After riding her electric kick scooter to her studio, located in an industrial zone in Utrecht, sometimes she forgets to plug it in for charging. This means that at the end of the workday, she will be stuck there for at least an hour longer than planned. To Anouk van Zwieten this is hardly a punishment: painting is what she likes to do best, and nothing feels as good as finding oneself in an energetic studio flow.
For her first solo presentation in the gallery, Van Zwieten created a series of interrelated works in terms of theme and mood, entitled All the best. The exhibition title is also the title of one of the paintings: a human-sized canvas featuring a large, white, rectangular field in the top half. This field is reminiscent of a screen and appears to block a large portion of the
image. Just below it, a drawing of dark-colored rounded and – further down the canvas – horizontal color bands seeps through. These bands sometimes blend into one another or, in turn, direct the gaze toward a green and a purple color field. In the left top corner of the paining, a tiny whiff of light blue just about enters the image. The lower portion of the paining features large, white teardrop shapes, seemingly in suspension while slowly falling down.

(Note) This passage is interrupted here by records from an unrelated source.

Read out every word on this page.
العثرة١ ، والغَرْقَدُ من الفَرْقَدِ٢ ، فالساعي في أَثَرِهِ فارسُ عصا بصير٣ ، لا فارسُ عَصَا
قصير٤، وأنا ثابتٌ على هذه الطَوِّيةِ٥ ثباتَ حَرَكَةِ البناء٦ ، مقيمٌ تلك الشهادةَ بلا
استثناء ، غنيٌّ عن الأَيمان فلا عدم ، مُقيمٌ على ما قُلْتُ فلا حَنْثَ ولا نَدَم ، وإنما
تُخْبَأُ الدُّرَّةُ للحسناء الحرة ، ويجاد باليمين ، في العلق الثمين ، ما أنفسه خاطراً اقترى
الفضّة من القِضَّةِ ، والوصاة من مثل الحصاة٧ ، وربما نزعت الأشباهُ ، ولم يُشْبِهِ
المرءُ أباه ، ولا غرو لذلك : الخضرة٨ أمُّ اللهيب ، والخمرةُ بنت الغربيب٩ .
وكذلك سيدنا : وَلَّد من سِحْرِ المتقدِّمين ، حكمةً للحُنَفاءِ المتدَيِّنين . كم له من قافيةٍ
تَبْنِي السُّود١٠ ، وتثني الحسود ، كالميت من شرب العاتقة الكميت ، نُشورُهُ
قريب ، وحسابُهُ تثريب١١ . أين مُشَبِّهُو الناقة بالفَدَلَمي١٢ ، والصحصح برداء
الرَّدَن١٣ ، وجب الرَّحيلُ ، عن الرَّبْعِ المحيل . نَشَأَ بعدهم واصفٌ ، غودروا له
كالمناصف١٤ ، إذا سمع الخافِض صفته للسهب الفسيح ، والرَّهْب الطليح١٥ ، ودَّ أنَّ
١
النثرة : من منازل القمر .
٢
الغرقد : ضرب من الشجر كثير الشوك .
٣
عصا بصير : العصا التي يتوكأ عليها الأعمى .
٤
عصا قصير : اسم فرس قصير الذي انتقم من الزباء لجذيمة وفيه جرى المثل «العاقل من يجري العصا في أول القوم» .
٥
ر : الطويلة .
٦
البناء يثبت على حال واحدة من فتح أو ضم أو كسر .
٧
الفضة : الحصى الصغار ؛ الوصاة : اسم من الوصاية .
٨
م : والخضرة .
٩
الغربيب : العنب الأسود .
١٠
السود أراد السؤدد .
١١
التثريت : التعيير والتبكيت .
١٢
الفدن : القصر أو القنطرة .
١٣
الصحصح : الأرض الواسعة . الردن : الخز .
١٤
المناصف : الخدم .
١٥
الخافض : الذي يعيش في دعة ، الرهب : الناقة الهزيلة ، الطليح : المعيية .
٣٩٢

The origins of All the best are personal in nature, and her state of mind left traces in the paint that have become detached from this personal process – something that nearly always happens in her work. While at work she reaches a point where the work takes an unexpected turn, causing new ideas to spring forth from there. Van Zwieten started All the best with an idea about color combinations. First she created a background painting in light blue textile dye. Then red was added, and eventually she arrived at the purple and green portions hidden in the depth of the canvas. Those two colors went on to play a structural role in the series. Here, their gravity lends them a nearly symbolic appearance.
This use of more or less random elements that she encounters while painting is typical of Anouk van Zwieten’s practice. Her work is often a mixture of realistic elements that she notices in her surroundings, elements that adapt themselves into an image while painting. Van Zwieten herself is often surprised by the outcome. The work Happy Tears is a sequel to All the best. All works in the exhibition were developed in conjunction, but without a predefined plan. For Happy Tears she simply made a quick sketch on canvas, elaborating it into an image of three monumental teardrop shapes on an evenly colored background: a brown teardrop in the middle, flanked by upside- down red and green drops to the left and right. The teardrops have been applied in short, nervous brush strokes. This lively touch is kept under control, as it were, by the teardrops’ powerful shapes and colors. The image of this work forms a beautiful contrast to Phases, a canvas with rows of grey ellipses in the upper half, stacked on top of one another and painted in a sketch-like manner. The ellipses are partly situated in a field of summery yellow, invoking the suggestion of a landscape. A grid of unsteady red lines guides the viewing direction, as if it were placed between the image and the viewer. This produces an interesting sensation of being both inside and outside. In contrast to Happy Tears’ short, energetic touches, this work has been painted in wide, almost sparse, transparent brushstrokes. Van Zwieten enjoys seeing such contrasts side by side.
The floor of Van Zwieten’s studio is covered in colorful paint spots. Painting is an ‘enjoyable’ struggle to her: in her own words, “Painting is essentially the creation of problems that you’re then forced to resolve.” The art of painting is the subject of her work, and she is imbued with the medium’s history and the endless possibilities it offers. She likes painters who liberate themselves, who don’t hold back, who create works in which anything is allowed and possible. Nothing is fixed, the painting determines its own outcome. Through her associative and experimental method, Anouk van Zwieten creates room to let that freedom take its course.
Anouk van Zwieten was born in Amsterdam (1991, NL) and lives and works in Utrecht (NL). After her graduation from the Hogeschool van de Kunsten in Utrecht in 2017, she was nominated for several awards and stipends, like the Royal Prize for Painting, in 2017, the Buning Brongers Prize and the K.F Hein Stipend in 2020. Her work was exhibited at a.o. W139, Amsterdam (2022, NL); Omstand, space for contemporary art, Arnhem (2022, NL); Prospects and Concepts, Van Nelle fabriek, Rotterdam, (2021, NL); PADA studio’s, Barreiro (2021, PT); Centraal Museum, Utrecht (2020, NL); Unfair Temporary Museum, Zuiveringshal, Amsterdam (2020, NL); Whitehouse Gallery, Lovenjoel (2019, BE); de Pastoe Factory, Utrecht (2017, NL); Kunstruimte De Nederlandsche Bank, Amsterdam (2017, NL); Paleis op de Dam, Amsterdam (2017, NL); WATCHAMACALLIT, Utrecht (2017, NL), and several group shows at tegenboschvanvreden. The work of Anouk van Zwieten is part of several private and corporate collections.